The Queen's first cousins are, respectively, the Dukes of Gloucester and Kent, and when her disgraced uncle abandoned the throne in 1936, he became the Duke of Windsor (and the more peripheral he could be made to seem the better, so far as the palace was concerned).
The point is that these ducal titles are frequently bestowed upon marriage, precisely because they give the new entrant to the family a grand-sounding title without making them princesses or princes in their own right.
For example, when Prince Andrew married Sarah Ferguson in 1986, the Queen made him Duke of York, thus she became the Duchess of York - a title she continues to hold despite her divorce and subsequent difficulties.
Similarly, when Prince Edward married Sophie Rhys-Jones, he became the Earl of Wessex and his new wife the Countess of Wessex (Edward will become Duke of Edinburgh when his father dies, and his wife the Duchess of Edinburgh, but that is another matter).
All of which brings us neatly to the one person in this puzzling issue of protocol whom you may think disproves all of the above, the Queen's husband, Prince Philip.
Aha!, it may be said, he married into the royal family - and yet he is a prince.
'Youthful glamour'
But, in point of fact, at the time Philip married the then Princess Elizabeth in 1947, the then British King, George VI, only created him "Duke of Edinburgh".
In other words, when he married the future Queen, he was not Prince Philip.
Philip had indeed been born a Prince of Greece (though he is of Danish, German, Russian and British ancestry) but he renounced his Greek titles in order to take British citizenship and marry Princess Elizabeth. At the time of his marriage he was plain Philip Mountbatten.
He only became Prince Philip in February 1957 when the Queen "accorded him the style and title of a Prince of the United Kingdom".

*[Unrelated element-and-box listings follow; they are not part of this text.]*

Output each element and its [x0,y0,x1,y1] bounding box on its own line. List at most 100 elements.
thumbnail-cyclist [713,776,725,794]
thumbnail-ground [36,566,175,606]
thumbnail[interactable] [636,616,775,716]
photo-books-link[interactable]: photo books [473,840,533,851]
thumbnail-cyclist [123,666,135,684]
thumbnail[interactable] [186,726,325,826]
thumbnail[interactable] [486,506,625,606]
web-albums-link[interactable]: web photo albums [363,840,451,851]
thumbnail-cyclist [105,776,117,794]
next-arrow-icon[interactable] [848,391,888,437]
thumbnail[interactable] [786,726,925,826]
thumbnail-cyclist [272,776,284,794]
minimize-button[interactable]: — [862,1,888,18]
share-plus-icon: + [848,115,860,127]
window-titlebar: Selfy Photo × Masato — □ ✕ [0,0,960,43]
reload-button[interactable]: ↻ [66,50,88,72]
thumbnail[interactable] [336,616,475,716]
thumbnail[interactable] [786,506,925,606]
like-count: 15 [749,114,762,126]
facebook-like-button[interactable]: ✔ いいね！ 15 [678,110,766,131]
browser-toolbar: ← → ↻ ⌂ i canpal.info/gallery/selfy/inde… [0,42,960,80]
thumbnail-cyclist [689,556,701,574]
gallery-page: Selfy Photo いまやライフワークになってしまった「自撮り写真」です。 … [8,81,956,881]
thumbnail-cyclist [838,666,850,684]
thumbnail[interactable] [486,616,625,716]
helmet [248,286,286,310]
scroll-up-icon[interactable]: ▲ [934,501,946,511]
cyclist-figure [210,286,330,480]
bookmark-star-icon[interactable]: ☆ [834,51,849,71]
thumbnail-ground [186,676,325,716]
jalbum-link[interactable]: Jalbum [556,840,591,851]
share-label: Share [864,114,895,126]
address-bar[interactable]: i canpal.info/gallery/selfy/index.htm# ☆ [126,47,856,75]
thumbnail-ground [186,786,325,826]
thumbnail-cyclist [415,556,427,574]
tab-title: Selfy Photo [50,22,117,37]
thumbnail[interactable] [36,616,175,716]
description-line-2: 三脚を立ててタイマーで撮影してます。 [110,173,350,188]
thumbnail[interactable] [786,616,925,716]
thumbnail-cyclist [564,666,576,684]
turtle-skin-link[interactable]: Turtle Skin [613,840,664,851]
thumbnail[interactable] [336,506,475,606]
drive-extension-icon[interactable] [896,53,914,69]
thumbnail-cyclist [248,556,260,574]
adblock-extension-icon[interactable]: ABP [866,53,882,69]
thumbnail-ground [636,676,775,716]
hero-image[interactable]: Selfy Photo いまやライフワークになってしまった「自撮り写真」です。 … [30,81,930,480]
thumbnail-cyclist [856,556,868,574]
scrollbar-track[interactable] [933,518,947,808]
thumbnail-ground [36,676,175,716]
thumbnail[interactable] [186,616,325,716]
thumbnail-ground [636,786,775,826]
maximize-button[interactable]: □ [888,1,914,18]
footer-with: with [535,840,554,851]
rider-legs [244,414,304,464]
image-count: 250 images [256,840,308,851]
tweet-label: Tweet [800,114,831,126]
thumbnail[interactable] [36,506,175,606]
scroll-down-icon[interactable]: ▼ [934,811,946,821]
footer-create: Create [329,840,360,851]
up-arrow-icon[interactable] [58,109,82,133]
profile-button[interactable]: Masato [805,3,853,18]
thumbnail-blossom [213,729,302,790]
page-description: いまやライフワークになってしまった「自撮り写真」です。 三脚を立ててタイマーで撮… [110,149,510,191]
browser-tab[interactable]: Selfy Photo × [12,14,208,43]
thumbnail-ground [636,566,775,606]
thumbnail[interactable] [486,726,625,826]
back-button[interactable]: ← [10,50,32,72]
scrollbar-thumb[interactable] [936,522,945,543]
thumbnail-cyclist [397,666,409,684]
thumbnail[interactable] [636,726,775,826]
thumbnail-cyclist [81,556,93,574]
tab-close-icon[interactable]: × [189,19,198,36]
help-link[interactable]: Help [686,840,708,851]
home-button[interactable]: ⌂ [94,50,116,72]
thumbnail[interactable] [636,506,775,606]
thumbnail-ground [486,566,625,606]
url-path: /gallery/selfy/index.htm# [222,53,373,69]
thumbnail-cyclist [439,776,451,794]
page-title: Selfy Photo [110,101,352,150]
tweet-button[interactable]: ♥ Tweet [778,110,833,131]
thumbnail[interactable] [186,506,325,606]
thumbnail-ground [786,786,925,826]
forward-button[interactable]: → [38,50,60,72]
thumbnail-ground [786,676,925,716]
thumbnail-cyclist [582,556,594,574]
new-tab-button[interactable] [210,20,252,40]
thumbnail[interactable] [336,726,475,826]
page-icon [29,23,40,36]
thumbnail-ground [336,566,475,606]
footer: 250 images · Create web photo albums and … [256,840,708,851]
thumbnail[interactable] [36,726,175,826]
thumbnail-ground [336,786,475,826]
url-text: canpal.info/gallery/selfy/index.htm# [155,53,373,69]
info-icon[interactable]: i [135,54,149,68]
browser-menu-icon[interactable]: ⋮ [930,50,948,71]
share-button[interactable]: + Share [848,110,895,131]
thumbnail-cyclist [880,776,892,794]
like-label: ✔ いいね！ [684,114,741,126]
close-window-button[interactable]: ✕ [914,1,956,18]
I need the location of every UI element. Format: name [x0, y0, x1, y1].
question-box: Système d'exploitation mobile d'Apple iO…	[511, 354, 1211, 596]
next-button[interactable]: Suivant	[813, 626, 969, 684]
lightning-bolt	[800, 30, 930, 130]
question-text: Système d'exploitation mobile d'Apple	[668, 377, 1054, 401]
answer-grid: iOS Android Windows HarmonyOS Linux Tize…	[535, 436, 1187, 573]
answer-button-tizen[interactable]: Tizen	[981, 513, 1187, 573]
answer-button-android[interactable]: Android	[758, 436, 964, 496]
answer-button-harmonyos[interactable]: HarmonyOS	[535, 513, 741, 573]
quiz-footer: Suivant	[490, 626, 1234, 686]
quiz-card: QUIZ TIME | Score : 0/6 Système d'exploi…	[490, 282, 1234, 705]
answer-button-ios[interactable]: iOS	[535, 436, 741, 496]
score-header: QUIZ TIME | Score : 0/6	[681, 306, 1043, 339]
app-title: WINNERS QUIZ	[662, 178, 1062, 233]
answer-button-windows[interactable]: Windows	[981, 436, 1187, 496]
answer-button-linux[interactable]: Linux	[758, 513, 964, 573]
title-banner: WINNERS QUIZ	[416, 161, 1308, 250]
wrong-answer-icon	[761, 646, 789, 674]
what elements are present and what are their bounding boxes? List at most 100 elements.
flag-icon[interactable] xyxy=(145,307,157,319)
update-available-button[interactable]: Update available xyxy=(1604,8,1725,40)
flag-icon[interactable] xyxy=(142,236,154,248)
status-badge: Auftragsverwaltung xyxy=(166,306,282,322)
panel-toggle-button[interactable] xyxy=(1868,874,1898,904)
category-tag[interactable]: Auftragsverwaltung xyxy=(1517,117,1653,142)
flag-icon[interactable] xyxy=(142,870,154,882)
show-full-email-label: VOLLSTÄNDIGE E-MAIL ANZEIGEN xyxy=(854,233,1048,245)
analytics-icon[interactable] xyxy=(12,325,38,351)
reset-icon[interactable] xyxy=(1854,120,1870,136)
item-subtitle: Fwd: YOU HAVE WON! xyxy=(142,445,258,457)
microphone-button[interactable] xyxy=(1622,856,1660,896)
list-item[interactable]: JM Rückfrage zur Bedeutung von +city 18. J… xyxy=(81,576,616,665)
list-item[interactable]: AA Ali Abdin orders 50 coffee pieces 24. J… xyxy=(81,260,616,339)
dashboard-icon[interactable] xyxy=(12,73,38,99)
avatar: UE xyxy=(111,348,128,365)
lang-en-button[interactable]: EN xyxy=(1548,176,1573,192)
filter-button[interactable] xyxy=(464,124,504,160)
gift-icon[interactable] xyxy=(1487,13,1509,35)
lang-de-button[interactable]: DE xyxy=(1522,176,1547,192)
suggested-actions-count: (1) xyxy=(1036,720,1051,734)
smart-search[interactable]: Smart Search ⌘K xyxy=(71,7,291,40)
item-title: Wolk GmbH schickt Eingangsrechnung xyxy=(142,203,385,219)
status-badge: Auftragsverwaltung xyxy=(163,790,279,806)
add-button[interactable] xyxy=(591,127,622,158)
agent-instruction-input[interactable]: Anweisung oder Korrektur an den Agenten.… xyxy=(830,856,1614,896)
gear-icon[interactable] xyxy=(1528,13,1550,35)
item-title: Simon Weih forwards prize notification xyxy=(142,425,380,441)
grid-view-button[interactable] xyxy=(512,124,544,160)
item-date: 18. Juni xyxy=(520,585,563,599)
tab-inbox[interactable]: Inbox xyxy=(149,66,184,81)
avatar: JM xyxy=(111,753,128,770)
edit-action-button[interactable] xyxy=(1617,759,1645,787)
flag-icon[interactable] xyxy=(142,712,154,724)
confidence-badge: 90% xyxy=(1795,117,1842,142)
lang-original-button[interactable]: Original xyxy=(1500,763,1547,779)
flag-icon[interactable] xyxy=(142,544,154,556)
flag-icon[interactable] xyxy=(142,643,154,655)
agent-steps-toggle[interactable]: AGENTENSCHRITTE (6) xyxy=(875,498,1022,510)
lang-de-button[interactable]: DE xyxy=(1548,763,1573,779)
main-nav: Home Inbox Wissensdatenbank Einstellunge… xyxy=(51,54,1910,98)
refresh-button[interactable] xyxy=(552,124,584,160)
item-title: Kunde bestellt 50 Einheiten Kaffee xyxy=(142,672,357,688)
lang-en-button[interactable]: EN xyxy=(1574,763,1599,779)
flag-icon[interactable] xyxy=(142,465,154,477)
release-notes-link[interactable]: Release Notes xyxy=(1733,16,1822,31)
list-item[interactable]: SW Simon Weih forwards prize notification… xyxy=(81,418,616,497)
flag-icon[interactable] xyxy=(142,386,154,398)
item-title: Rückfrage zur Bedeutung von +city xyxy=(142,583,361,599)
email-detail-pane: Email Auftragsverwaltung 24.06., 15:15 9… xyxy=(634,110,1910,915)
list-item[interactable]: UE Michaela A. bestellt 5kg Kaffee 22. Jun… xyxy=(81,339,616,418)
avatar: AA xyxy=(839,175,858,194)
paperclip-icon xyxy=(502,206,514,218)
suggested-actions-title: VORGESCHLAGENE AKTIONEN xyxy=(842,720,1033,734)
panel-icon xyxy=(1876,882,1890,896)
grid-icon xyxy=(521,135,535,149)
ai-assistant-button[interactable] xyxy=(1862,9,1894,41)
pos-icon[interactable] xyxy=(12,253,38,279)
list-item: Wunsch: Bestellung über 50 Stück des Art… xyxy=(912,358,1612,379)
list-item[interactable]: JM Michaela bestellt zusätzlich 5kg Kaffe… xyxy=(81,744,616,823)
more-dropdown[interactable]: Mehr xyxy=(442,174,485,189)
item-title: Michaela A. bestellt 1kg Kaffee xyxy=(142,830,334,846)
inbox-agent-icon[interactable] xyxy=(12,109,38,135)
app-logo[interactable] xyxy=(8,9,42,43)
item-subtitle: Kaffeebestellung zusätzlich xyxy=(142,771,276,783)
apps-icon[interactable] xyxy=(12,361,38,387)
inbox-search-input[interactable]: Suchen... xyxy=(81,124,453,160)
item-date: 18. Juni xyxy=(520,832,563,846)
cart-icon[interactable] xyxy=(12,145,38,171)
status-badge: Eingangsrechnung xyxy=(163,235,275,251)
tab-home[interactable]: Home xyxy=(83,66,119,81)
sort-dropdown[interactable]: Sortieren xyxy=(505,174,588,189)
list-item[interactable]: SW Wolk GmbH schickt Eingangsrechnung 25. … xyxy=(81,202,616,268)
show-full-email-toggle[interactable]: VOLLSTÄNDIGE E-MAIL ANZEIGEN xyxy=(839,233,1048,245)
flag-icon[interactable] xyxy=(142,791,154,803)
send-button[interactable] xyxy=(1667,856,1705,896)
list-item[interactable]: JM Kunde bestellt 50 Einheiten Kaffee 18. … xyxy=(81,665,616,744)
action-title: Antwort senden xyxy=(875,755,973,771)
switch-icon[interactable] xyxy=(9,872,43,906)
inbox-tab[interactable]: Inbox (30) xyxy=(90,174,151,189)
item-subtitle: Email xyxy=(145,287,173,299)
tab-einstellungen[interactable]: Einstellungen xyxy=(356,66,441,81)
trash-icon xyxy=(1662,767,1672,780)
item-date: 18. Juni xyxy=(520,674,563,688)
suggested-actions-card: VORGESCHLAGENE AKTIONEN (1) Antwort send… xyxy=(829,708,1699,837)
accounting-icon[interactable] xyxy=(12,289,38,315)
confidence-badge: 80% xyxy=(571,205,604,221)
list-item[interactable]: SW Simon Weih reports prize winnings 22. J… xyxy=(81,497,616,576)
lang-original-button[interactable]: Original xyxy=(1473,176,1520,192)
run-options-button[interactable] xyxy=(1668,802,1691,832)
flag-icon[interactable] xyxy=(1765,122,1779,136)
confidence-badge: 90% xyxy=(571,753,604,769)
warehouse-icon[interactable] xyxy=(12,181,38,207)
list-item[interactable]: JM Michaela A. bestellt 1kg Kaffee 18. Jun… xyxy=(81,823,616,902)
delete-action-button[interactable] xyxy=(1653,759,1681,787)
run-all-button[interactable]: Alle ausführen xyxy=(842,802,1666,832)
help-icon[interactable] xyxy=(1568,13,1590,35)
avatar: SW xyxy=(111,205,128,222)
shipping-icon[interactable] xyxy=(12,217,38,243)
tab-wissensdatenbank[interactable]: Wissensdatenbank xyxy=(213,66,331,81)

That precedent is interesting. It suggests the Queen could, if she chose to, make Catherine Middleton a "Princess of the United Kingdom", in which case she would genuinely become "Princess Catherine".
The alternative is for the palace to dust off a long-defunct royal dukedom (Albany, Connaught, Clarence, and Cambridge are among the vacant ones), and William and Catherine would become the Duke and Duchess of somewhere.
Will William want that? There are suggestions that he would prefer to continue to be known just as Prince William (of Wales), without any further ducal decoration.
It might be thought to be a forward-looking gesture if they did dispense with titles that many might regard as faintly Ruritanian and irrelevant and, instead, make Catherine Middleton officially a princess in her own right as Princess Catherine.
Quite apart from anything else, princes and princesses sound youthful and glamorous. Dukes and duchesses sound as though they belong in the past.
So, will the palace break with established protocol on this occasion? To do so would seem to be in tune with the times. But that may not be a sufficiently compelling reason, in the palace's eyes, to overturn centuries of tradition.